Dar (2020) Clay, cement & wood by Syed Ali Sarvat Jafri

A language flourishes when it has a growing number of readers and writers engaging with its literature. The count of people who can read and write in Urdu in its rasmul khat, the Perso-Arabic script called nastaliq (written from right to left), however, has been diminishing constantly. “It’s a serious problem. For that’s how languages die: by losing its script,” says Hindi novelist and former Jamia Millia University professor Abdul Bismillah, who is also well-versed in Urdu. Bismillah is not unduly alarmed by the rapid ‘Hindisation’ of Urdu, which has seen too many Urdu writers raring to get their works published in Devanagari script through Hindi publishers. He is merely expressing a concern shared by many Urdu-wallahs. Writers choosing Hindi publishers fear that with little readership for Urdu books, their efforts to create an identity for themselves through their language and script will be a non-starter, as whatever they write will be lost in a moribund script few can read.

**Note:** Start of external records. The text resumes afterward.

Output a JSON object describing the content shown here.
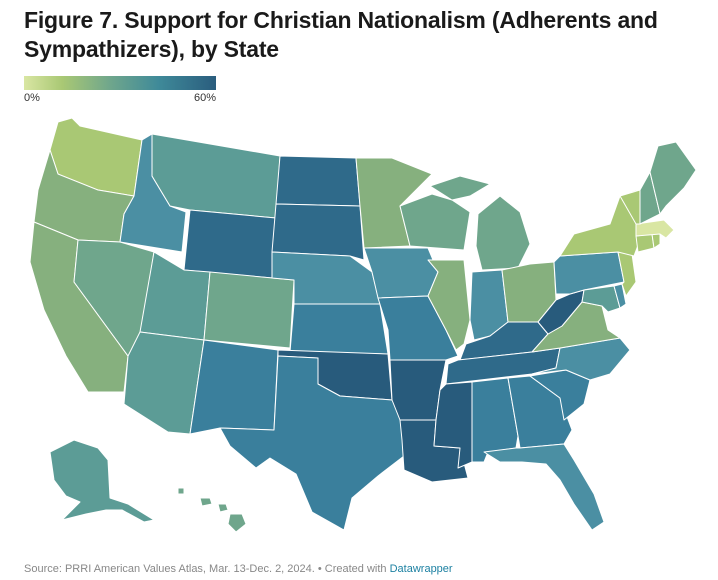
{
  "title": "Figure 7. Support for Christian Nationalism (Adherents and Sympathizers), by State",
  "legend": {
    "min_label": "0%",
    "max_label": "60%"
  },
  "colors": {
    "low": "#d9e6a3",
    "light_green": "#a9c874",
    "green_teal": "#86b07e",
    "sage": "#6fa68c",
    "teal": "#5c9c96",
    "blue_teal": "#4b8fa3",
    "blue": "#3a7f9c",
    "dark_blue": "#2f6a8a",
    "darkest": "#285b7c"
  },
  "footer": {
    "source": "Source: PRRI American Values Atlas, Mar. 13-Dec. 2, 2024. • Created with ",
    "link": "Datawrapper"
  }
}
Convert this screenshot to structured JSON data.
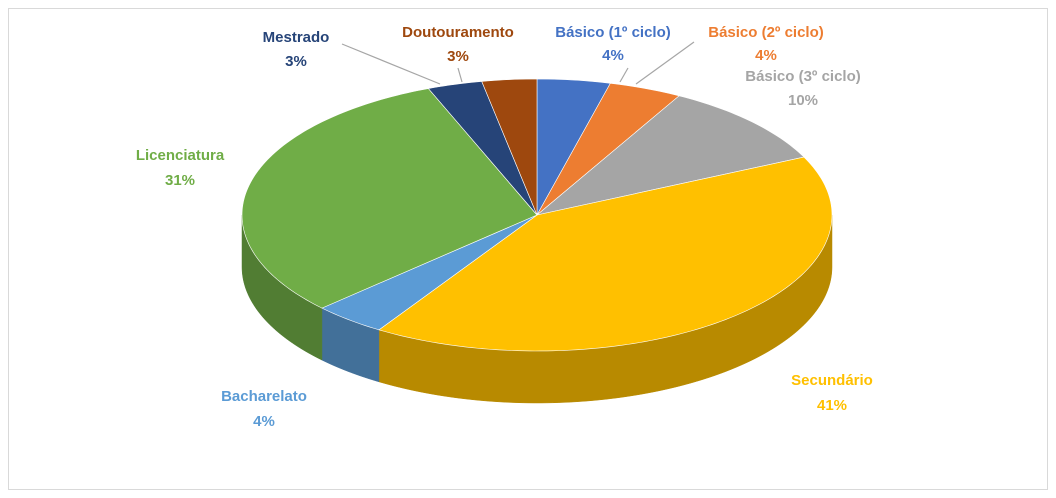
{
  "chart_data": {
    "type": "pie3d",
    "categories": [
      "Básico (1º ciclo)",
      "Básico (2º ciclo)",
      "Básico (3º ciclo)",
      "Secundário",
      "Bacharelato",
      "Licenciatura",
      "Mestrado",
      "Doutouramento"
    ],
    "values": [
      4,
      4,
      10,
      41,
      4,
      31,
      3,
      3
    ],
    "value_labels": [
      "4%",
      "4%",
      "10%",
      "41%",
      "4%",
      "31%",
      "3%",
      "3%"
    ],
    "colors": [
      "#4472c4",
      "#ed7d31",
      "#a5a5a5",
      "#ffc000",
      "#5b9bd5",
      "#70ad47",
      "#264478",
      "#9e480e"
    ]
  }
}
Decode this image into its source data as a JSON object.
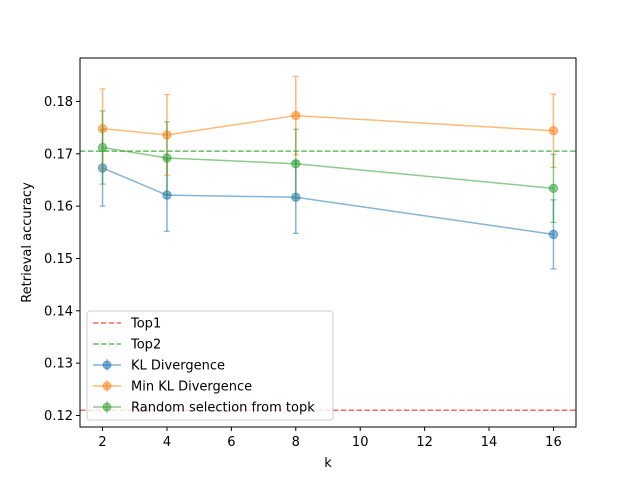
{
  "chart_data": {
    "type": "line",
    "title": "",
    "xlabel": "k",
    "ylabel": "Retrieval accuracy",
    "xlim": [
      1.3,
      16.7
    ],
    "ylim": [
      0.1178,
      0.1883
    ],
    "x_ticks": [
      2,
      4,
      6,
      8,
      10,
      12,
      14,
      16
    ],
    "y_ticks": [
      0.12,
      0.13,
      0.14,
      0.15,
      0.16,
      0.17,
      0.18
    ],
    "x_tick_labels": [
      "2",
      "4",
      "6",
      "8",
      "10",
      "12",
      "14",
      "16"
    ],
    "y_tick_labels": [
      "0.12",
      "0.13",
      "0.14",
      "0.15",
      "0.16",
      "0.17",
      "0.18"
    ],
    "hlines": [
      {
        "name": "Top1",
        "y": 0.121,
        "color": "#ff6666"
      },
      {
        "name": "Top2",
        "y": 0.1705,
        "color": "#66bb66"
      }
    ],
    "series": [
      {
        "name": "KL Divergence",
        "color": "#1f77b4",
        "x": [
          2,
          4,
          8,
          16
        ],
        "values": [
          0.1673,
          0.1621,
          0.1617,
          0.1546
        ],
        "errors": [
          0.0073,
          0.0069,
          0.0069,
          0.0066
        ]
      },
      {
        "name": "Min KL Divergence",
        "color": "#ff7f0e",
        "x": [
          2,
          4,
          8,
          16
        ],
        "values": [
          0.1748,
          0.1736,
          0.1773,
          0.1744
        ],
        "errors": [
          0.0076,
          0.0077,
          0.0075,
          0.007
        ]
      },
      {
        "name": "Random selection from topk",
        "color": "#2ca02c",
        "x": [
          2,
          4,
          8,
          16
        ],
        "values": [
          0.1712,
          0.1692,
          0.1681,
          0.1634
        ],
        "errors": [
          0.007,
          0.0069,
          0.0066,
          0.0065
        ]
      }
    ],
    "legend": {
      "location": "lower-left",
      "entries": [
        "Top1",
        "Top2",
        "KL Divergence",
        "Min KL Divergence",
        "Random selection from topk"
      ]
    }
  }
}
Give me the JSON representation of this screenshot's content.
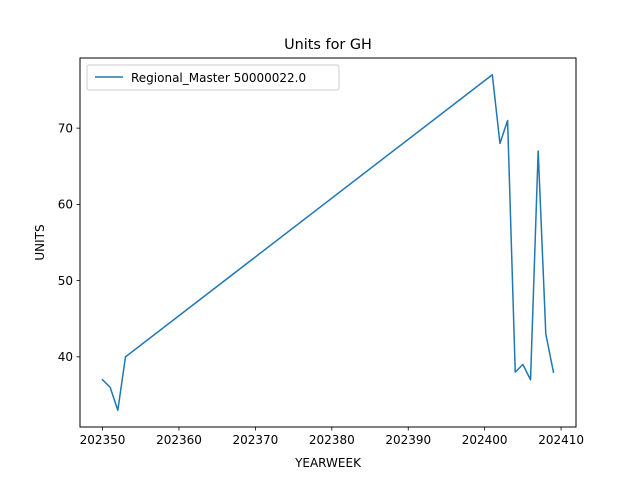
{
  "chart_data": {
    "type": "line",
    "title": "Units for GH",
    "xlabel": "YEARWEEK",
    "ylabel": "UNITS",
    "xlim": [
      202347.05,
      202411.95
    ],
    "ylim": [
      30.8,
      79.2
    ],
    "xticks": [
      202350,
      202360,
      202370,
      202380,
      202390,
      202400,
      202410
    ],
    "xtick_labels": [
      "202350",
      "202360",
      "202370",
      "202380",
      "202390",
      "202400",
      "202410"
    ],
    "yticks": [
      40,
      50,
      60,
      70
    ],
    "ytick_labels": [
      "40",
      "50",
      "60",
      "70"
    ],
    "grid": false,
    "legend_position": "upper-left",
    "series": [
      {
        "name": "Regional_Master 50000022.0",
        "color": "#1f77b4",
        "x": [
          202350,
          202351,
          202352,
          202353,
          202401,
          202402,
          202403,
          202404,
          202405,
          202406,
          202407,
          202408,
          202409
        ],
        "y": [
          37,
          36,
          33,
          40,
          77,
          68,
          71,
          38,
          39,
          37,
          67,
          43,
          38
        ]
      }
    ]
  }
}
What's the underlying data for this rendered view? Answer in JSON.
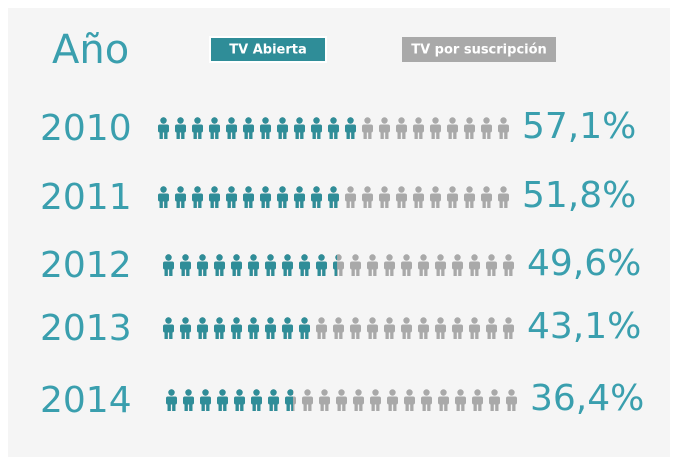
{
  "chart_data": {
    "type": "pictogram",
    "category_label": "Año",
    "categories": [
      "2010",
      "2011",
      "2012",
      "2013",
      "2014"
    ],
    "values": [
      57.1,
      51.8,
      49.6,
      43.1,
      36.4
    ],
    "value_labels": [
      "57,1%",
      "51,8%",
      "49,6%",
      "43,1%",
      "36,4%"
    ],
    "series": [
      {
        "name": "TV Abierta",
        "color": "#2f8d98"
      },
      {
        "name": "TV por suscripción",
        "color": "#a9a9a9"
      }
    ]
  }
}
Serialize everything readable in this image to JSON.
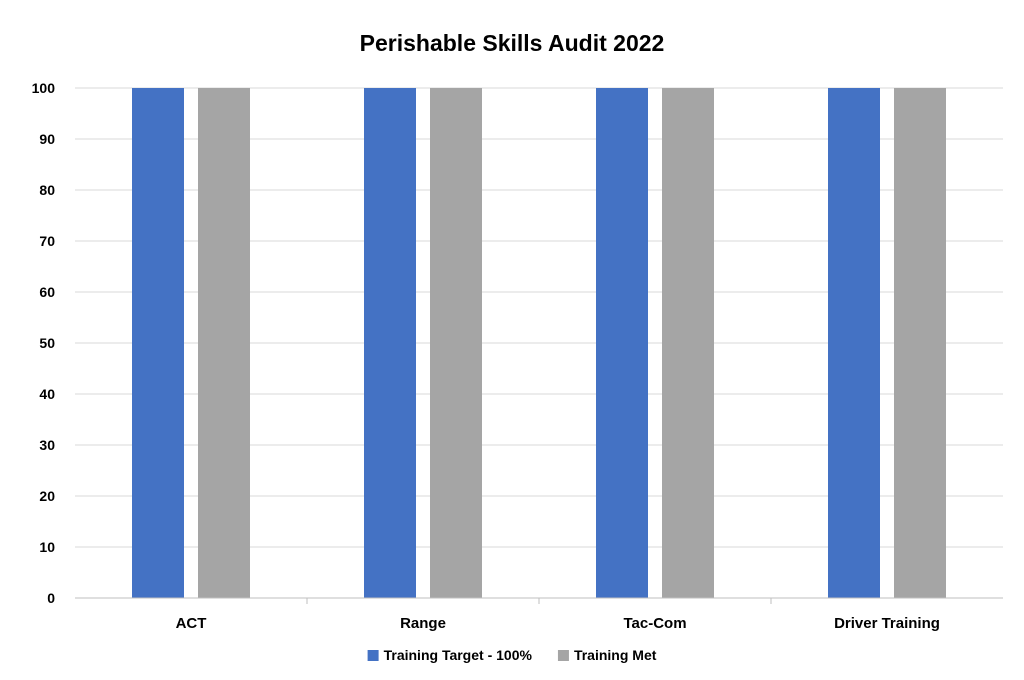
{
  "chart_data": {
    "type": "bar",
    "title": "Perishable Skills Audit 2022",
    "categories": [
      "ACT",
      "Range",
      "Tac-Com",
      "Driver Training"
    ],
    "series": [
      {
        "name": "Training Target - 100%",
        "values": [
          100,
          100,
          100,
          100
        ],
        "color": "#4472C4"
      },
      {
        "name": "Training Met",
        "values": [
          100,
          100,
          100,
          100
        ],
        "color": "#A5A5A5"
      }
    ],
    "yticks": [
      0,
      10,
      20,
      30,
      40,
      50,
      60,
      70,
      80,
      90,
      100
    ],
    "ylim": [
      0,
      100
    ],
    "grid": true,
    "legend": "bottom-center"
  }
}
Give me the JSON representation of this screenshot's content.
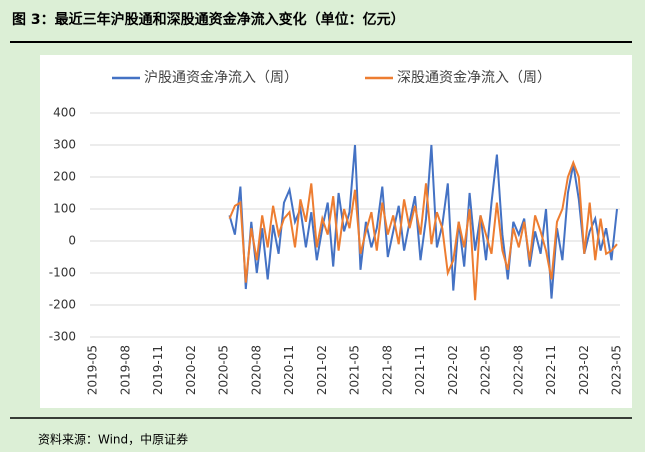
{
  "header": {
    "title": "图 3：最近三年沪股通和深股通资金净流入变化（单位：亿元）"
  },
  "chart_data": {
    "type": "line",
    "categories": [
      "2019-05",
      null,
      null,
      null,
      null,
      null,
      "2019-08",
      null,
      null,
      null,
      null,
      null,
      "2019-11",
      null,
      null,
      null,
      null,
      null,
      "2020-02",
      null,
      null,
      null,
      null,
      null,
      "2020-05",
      null,
      null,
      null,
      null,
      null,
      "2020-08",
      null,
      null,
      null,
      null,
      null,
      "2020-11",
      null,
      null,
      null,
      null,
      null,
      "2021-02",
      null,
      null,
      null,
      null,
      null,
      "2021-05",
      null,
      null,
      null,
      null,
      null,
      "2021-08",
      null,
      null,
      null,
      null,
      null,
      "2021-11",
      null,
      null,
      null,
      null,
      null,
      "2022-02",
      null,
      null,
      null,
      null,
      null,
      "2022-05",
      null,
      null,
      null,
      null,
      null,
      "2022-08",
      null,
      null,
      null,
      null,
      null,
      "2022-11",
      null,
      null,
      null,
      null,
      null,
      "2023-02",
      null,
      null,
      null,
      null,
      null,
      "2023-05"
    ],
    "series": [
      {
        "name": "沪股通资金净流入（周）",
        "color": "#4472c4",
        "values": [
          null,
          null,
          null,
          null,
          null,
          null,
          null,
          null,
          null,
          null,
          null,
          null,
          null,
          null,
          null,
          null,
          null,
          null,
          null,
          null,
          null,
          null,
          null,
          null,
          null,
          80,
          20,
          170,
          -150,
          60,
          -100,
          40,
          -120,
          50,
          -40,
          120,
          160,
          60,
          100,
          -20,
          90,
          -60,
          40,
          120,
          -80,
          150,
          30,
          90,
          300,
          -90,
          60,
          -20,
          40,
          170,
          -50,
          30,
          110,
          -30,
          60,
          140,
          -60,
          70,
          300,
          -20,
          50,
          180,
          -155,
          60,
          -80,
          150,
          -30,
          80,
          -60,
          120,
          270,
          20,
          -120,
          60,
          20,
          70,
          -80,
          30,
          -40,
          100,
          -180,
          40,
          -60,
          150,
          240,
          130,
          -40,
          30,
          70,
          -30,
          40,
          -60,
          100
        ]
      },
      {
        "name": "深股通资金净流入（周）",
        "color": "#ed7d31",
        "values": [
          null,
          null,
          null,
          null,
          null,
          null,
          null,
          null,
          null,
          null,
          null,
          null,
          null,
          null,
          null,
          null,
          null,
          null,
          null,
          null,
          null,
          null,
          null,
          null,
          null,
          70,
          110,
          120,
          -130,
          40,
          -60,
          80,
          -20,
          110,
          20,
          70,
          90,
          -20,
          130,
          60,
          180,
          -20,
          70,
          20,
          140,
          -30,
          100,
          40,
          160,
          -40,
          30,
          90,
          -30,
          120,
          20,
          80,
          -10,
          130,
          40,
          110,
          20,
          180,
          -10,
          90,
          40,
          -100,
          -60,
          60,
          -20,
          100,
          -185,
          80,
          20,
          -40,
          120,
          -30,
          -90,
          40,
          -20,
          60,
          -60,
          80,
          30,
          -30,
          -120,
          60,
          100,
          200,
          245,
          200,
          -40,
          120,
          -60,
          70,
          -40,
          -30,
          -10
        ]
      }
    ],
    "ylim": [
      -300,
      400
    ],
    "yticks": [
      -300,
      -200,
      -100,
      0,
      100,
      200,
      300,
      400
    ],
    "grid": true
  },
  "footer": {
    "source": "资料来源：Wind，中原证券"
  }
}
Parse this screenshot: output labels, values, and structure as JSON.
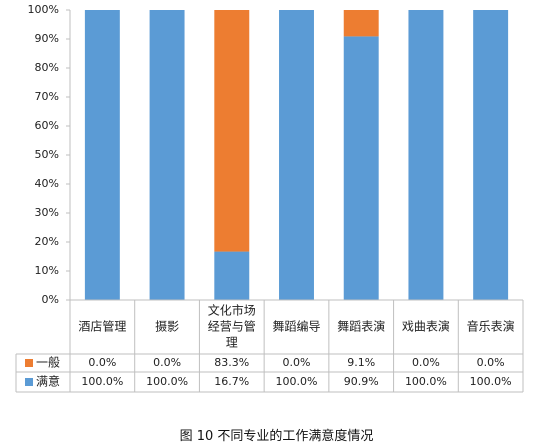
{
  "chart_data": {
    "type": "bar",
    "stacked": true,
    "percent": true,
    "categories": [
      "酒店管理",
      "摄影",
      "文化市场经营与管理",
      "舞蹈编导",
      "舞蹈表演",
      "戏曲表演",
      "音乐表演"
    ],
    "category_lines": [
      [
        "酒店管理"
      ],
      [
        "摄影"
      ],
      [
        "文化市场",
        "经营与管",
        "理"
      ],
      [
        "舞蹈编导"
      ],
      [
        "舞蹈表演"
      ],
      [
        "戏曲表演"
      ],
      [
        "音乐表演"
      ]
    ],
    "series": [
      {
        "name": "满意",
        "color": "#5b9bd5",
        "values": [
          100.0,
          100.0,
          16.7,
          100.0,
          90.9,
          100.0,
          100.0
        ]
      },
      {
        "name": "一般",
        "color": "#ed7d31",
        "values": [
          0.0,
          0.0,
          83.3,
          0.0,
          9.1,
          0.0,
          0.0
        ]
      }
    ],
    "table": {
      "rows": [
        {
          "name": "一般",
          "color": "#ed7d31",
          "cells": [
            "0.0%",
            "0.0%",
            "83.3%",
            "0.0%",
            "9.1%",
            "0.0%",
            "0.0%"
          ]
        },
        {
          "name": "满意",
          "color": "#5b9bd5",
          "cells": [
            "100.0%",
            "100.0%",
            "16.7%",
            "100.0%",
            "90.9%",
            "100.0%",
            "100.0%"
          ]
        }
      ]
    },
    "yticks": [
      "0%",
      "10%",
      "20%",
      "30%",
      "40%",
      "50%",
      "60%",
      "70%",
      "80%",
      "90%",
      "100%"
    ],
    "ylim": [
      0,
      100
    ],
    "grid": false,
    "legend": "data-table"
  },
  "caption": "图 10  不同专业的工作满意度情况"
}
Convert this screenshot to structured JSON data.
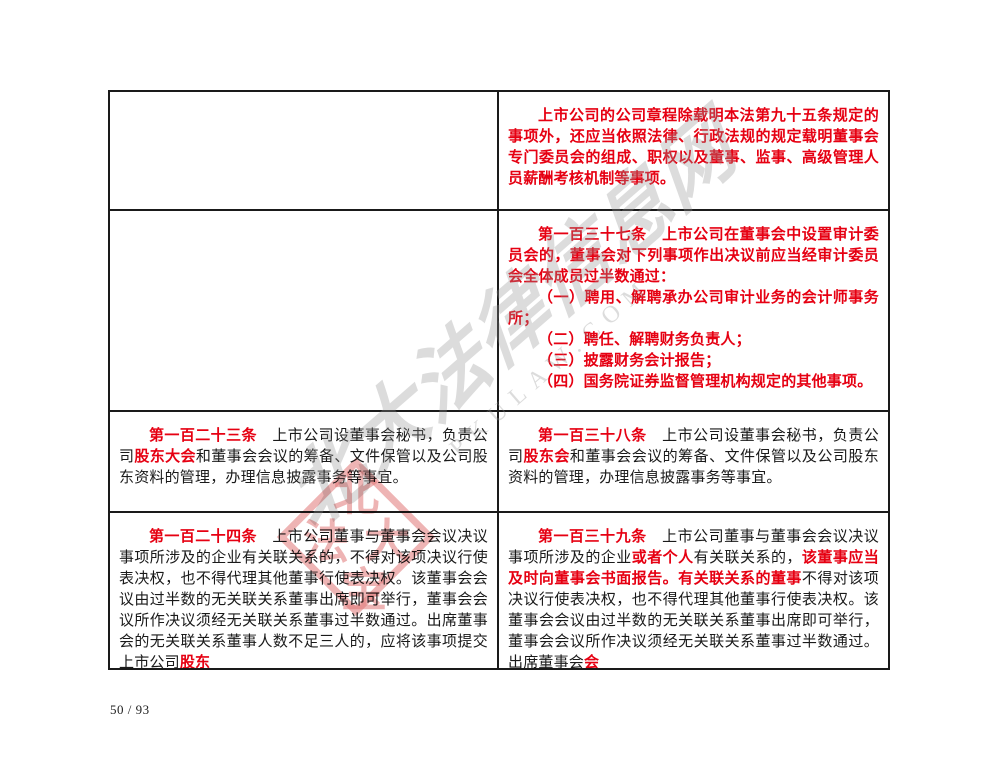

“Urdu is a nation unto itself… Wherever Urdu goes, it clasps people in a bear hug. It becomes a tradition unto itself. For Urdu is, after all, the lingua franca of a culture,” wrote Gulzar in the foreword to The Taste of Words: An Introduction to Urdu Poetry, edited and translated by Raza Mir (Penguin Books, 2014), which brought together a selection of around 150 poems from 50-odd poets­—­from the canon as well as the contemporary lan­dscape of Urdu poetry. It’s hard not to see Gulzar’s description of Urdu as a language laced with poe­tic flourishes. While Urdu may continue to charm people everywhere, the fact remains that those who can read it are few and far between.